Menurut kalangan hnafiyah, makruh terbagi menjadi dua macam :
1.    Makruh tahrim
     Yaitu sesuatu yang dilarang oleh syariat, tetapi dalil yang melarang itu bersifat zhanni al-wurrud ( kebenaran datangnya dari rasulullah hanya sampai ke dugaan keras ), tidak bersifat pasti . misalnya, larangan meminang wanita yang telah di pinang orang lain dan larangan membeli sesuatu yang telah di tawar orang lain.
2.    Makruh tanzih
     Yaitu sesuatu yang di anjurkan oleh syariat untuk meninggalkannya. Misalnya memakan daging kuda dan meminum susunya pada waktu sangat butuhdi waktu perang.

5.    mubah
     Yaitu ayat atau hadits yang memberi pilihan seseoranf untuk melakukan atau meninggalkan suatu perbuatan.
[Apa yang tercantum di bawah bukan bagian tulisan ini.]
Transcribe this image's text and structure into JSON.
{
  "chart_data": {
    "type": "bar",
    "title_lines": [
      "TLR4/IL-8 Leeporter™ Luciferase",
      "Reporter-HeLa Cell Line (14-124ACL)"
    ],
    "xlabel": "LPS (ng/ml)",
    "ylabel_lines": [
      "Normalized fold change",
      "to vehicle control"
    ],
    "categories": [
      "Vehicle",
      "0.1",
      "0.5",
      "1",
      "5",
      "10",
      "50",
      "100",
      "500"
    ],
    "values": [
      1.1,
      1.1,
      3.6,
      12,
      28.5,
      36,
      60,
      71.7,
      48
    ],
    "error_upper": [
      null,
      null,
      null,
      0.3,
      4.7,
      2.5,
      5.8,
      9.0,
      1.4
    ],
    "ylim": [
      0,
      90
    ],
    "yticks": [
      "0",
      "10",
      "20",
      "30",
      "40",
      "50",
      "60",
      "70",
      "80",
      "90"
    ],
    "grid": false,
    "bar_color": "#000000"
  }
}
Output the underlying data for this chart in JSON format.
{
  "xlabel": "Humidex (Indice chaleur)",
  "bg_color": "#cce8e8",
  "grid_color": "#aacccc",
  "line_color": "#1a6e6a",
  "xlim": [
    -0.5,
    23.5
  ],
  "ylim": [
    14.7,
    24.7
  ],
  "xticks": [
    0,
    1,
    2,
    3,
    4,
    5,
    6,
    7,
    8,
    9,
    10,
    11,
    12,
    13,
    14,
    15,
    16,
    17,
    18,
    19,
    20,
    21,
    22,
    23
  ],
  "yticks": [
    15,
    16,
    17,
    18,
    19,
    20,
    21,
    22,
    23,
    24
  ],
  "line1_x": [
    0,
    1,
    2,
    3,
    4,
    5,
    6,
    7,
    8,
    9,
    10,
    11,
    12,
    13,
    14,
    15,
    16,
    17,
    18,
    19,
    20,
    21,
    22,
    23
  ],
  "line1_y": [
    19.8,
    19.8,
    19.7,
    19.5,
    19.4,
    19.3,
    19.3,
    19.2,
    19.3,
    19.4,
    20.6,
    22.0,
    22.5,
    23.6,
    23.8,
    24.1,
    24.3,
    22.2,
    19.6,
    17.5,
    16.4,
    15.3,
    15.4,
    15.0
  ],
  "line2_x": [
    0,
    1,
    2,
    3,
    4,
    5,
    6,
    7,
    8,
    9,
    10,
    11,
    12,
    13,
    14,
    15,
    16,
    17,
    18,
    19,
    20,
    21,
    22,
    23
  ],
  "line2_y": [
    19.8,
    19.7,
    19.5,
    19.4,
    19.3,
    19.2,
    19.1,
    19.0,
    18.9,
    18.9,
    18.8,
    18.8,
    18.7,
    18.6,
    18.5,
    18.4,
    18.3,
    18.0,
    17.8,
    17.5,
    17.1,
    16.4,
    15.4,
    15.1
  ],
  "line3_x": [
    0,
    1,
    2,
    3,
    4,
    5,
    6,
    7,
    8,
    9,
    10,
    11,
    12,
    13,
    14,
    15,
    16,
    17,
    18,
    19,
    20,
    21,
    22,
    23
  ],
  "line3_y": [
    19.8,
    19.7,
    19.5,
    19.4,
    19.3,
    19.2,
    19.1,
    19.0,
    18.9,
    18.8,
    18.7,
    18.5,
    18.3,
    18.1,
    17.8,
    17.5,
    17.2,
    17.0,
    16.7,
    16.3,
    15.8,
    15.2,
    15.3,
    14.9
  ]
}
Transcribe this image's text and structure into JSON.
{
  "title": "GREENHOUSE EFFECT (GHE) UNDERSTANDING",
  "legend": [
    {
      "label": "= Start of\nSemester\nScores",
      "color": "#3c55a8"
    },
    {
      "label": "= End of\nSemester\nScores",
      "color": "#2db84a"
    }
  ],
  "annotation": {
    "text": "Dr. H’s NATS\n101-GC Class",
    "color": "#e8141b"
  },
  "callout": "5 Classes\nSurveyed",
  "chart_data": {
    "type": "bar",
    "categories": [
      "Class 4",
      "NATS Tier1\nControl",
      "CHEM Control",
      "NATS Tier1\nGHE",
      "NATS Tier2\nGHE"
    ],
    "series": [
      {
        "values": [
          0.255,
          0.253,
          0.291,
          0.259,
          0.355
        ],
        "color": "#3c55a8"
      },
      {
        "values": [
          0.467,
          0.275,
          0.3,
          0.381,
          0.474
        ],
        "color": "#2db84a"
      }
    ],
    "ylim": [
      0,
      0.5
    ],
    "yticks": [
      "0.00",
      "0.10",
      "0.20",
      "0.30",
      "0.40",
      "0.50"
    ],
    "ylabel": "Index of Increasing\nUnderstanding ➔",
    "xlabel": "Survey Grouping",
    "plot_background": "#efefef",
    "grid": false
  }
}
Sesuatu yang mubah dapat berubah hukumnyanya karena adanya factor lain. Misalnya, tidur siang dapat memperoleh pahala bila diniatkan untuk bangun tengah malam untuk beribadah, mubah juga dapat menjadi haram misalnya, makan tengah malam dengan tujuan agar menambah tenaga u tuk mencuri besok.[4]
             Pembagian mubah Menurut abu ishaq al syat hibi dalam kitab nya al muwafaqat membagi mubah menjadi 3 macam :
1. mubah yang berfungsi untuk menghantarkan seseorang kepda sesuatu hal yang wajib di lakukan. Misalnya makan dan minum merupakan sesuatu yang mubah. Namun berfungsi untuk menghantarkan seseorang sampai ia mampu mengerjakan kewajiban-kewajiban yang di bebankan kepanya seperti shalat dan berusah mencari rezeki.
2. sesuatu baru di anggap mubah hukumnya bila mana di lakukan sekali-sekali,tetapi haram hukumnya bila dilkukan setiap waktu,misalnya bermain dan mendengarkan nyanyian hukumnya adalah mubah bila di lakukan sekali-sekali tetapi haram hukumnya menghabiskan waktu hanya untuk bermain dan mendengar nyanyian.
3. sesuatu yang mubah yang berfungsi sebagai sarana untuk mencapai sesuatu yang mubah pula.misalnya, membeli prabotan rumah tangga untuk kesenangan hidup.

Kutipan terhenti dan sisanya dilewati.